17.909110 seconds (616.27 k allocations: 256.346 MiB, 1.37% gc time)
This is the code:
using LinearAlgebra
function symplectic(N,G,R)
for i in 0:N-1
for j in 0:N-1
@. R = randn()
@inbounds G[2*i + 1,2*j + 1] = R[1] + R[2]*im
@inbounds G[2*i+1 + 1,2*j+1 + 1] = R[1] - R[2]*im
@inbounds G[2*i+1 + 1,2*j + 1] = -R[3] + R[4]*im
@inbounds G[2*i + 1,2*j+1+ 1] = R[3] + R[4]*im
end
end
ev = svdvals!(G)
return ev[2*N]*N
end
function data(n,samples)
G = Array{Complex{Float64}}(undef, 2n ,2n)
R = zeros(4)
for i in 1:samples
println(symplectic(n,G,R))
end
end
n = 100
samples = 1000
data(n,samples)
@time data(n,samples)
And the difference (to 2Gib) is using svdvals! (note the exclamation mark)
Edit: I am not sure if this is doing the same as your code, exactly. But appropriate use of adjoint! and mul! could reduce the allocations even further.

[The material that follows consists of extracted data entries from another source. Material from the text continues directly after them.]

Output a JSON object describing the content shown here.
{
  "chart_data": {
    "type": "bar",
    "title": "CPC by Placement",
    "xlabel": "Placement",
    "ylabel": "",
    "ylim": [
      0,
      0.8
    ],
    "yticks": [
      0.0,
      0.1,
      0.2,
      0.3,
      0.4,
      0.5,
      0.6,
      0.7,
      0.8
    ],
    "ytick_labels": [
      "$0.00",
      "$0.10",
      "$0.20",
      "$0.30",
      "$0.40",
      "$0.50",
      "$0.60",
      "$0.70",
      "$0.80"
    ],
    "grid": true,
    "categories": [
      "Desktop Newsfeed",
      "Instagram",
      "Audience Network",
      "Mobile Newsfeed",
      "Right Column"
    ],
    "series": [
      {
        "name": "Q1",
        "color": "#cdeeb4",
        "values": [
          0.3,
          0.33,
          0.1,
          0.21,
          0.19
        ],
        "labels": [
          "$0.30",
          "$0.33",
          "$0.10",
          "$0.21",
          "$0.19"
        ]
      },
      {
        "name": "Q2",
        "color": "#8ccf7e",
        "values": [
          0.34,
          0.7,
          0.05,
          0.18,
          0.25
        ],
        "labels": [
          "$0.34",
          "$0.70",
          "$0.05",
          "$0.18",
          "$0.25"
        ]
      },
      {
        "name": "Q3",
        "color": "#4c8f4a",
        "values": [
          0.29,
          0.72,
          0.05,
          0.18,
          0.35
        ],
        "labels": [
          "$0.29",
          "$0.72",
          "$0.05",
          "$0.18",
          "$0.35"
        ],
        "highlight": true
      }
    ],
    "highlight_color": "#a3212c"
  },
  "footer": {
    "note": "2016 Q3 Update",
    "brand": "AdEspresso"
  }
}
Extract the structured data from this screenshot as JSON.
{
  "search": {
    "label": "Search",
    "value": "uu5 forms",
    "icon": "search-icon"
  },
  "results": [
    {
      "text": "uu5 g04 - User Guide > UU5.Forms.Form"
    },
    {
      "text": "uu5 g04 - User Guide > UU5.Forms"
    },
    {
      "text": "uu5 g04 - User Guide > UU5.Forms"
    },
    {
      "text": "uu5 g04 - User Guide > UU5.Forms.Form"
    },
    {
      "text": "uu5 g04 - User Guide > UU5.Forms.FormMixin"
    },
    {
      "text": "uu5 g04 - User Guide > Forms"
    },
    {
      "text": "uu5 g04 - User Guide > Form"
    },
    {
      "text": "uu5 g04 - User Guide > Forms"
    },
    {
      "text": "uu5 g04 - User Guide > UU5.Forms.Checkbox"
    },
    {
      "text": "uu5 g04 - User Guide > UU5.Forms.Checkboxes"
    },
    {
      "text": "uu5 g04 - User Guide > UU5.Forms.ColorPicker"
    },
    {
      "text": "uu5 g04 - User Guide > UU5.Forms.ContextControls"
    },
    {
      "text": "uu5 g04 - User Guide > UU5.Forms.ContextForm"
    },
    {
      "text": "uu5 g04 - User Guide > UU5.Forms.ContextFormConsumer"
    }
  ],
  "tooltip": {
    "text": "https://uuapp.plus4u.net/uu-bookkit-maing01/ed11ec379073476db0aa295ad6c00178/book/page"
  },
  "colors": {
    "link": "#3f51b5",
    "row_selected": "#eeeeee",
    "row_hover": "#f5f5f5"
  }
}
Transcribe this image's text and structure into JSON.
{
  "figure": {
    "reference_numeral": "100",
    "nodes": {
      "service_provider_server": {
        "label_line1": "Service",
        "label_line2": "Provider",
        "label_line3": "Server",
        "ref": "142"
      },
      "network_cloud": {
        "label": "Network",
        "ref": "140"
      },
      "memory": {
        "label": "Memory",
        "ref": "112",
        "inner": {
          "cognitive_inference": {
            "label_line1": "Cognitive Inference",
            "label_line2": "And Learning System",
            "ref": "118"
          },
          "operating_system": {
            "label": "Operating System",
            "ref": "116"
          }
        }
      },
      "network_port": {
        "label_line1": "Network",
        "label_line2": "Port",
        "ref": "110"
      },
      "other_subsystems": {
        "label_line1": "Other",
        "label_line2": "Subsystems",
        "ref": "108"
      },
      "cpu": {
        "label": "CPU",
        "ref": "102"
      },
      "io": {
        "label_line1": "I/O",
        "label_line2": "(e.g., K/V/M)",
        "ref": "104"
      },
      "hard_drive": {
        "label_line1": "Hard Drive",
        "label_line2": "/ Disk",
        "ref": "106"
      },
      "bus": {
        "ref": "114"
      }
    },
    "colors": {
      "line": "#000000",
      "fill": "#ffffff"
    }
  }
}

Interesting, thank you. I reproduce your drastic decrease in memory usage, to about 220 MiB. However, the time it takes to run the script about doubles when using svdvals!.
When I compute the singular values “by hand” by first doing G * G' and then eigvals! (note the exclamation mark), it runs in about half the time as the svdvals! version but uses about 5 times as much memory. This is still about half the memory usage of the non-exclamation mark version (the original), very roughly.
I am puzzled why the dedicated svd routine is twice as slow as the direct computation I’m using.
(Normally you would take the SVD of G, not M, in which case you would take the square roots of ev_eig. Also, you might then have to omit some zero eigenvalues for non-square or rank-deficient G.)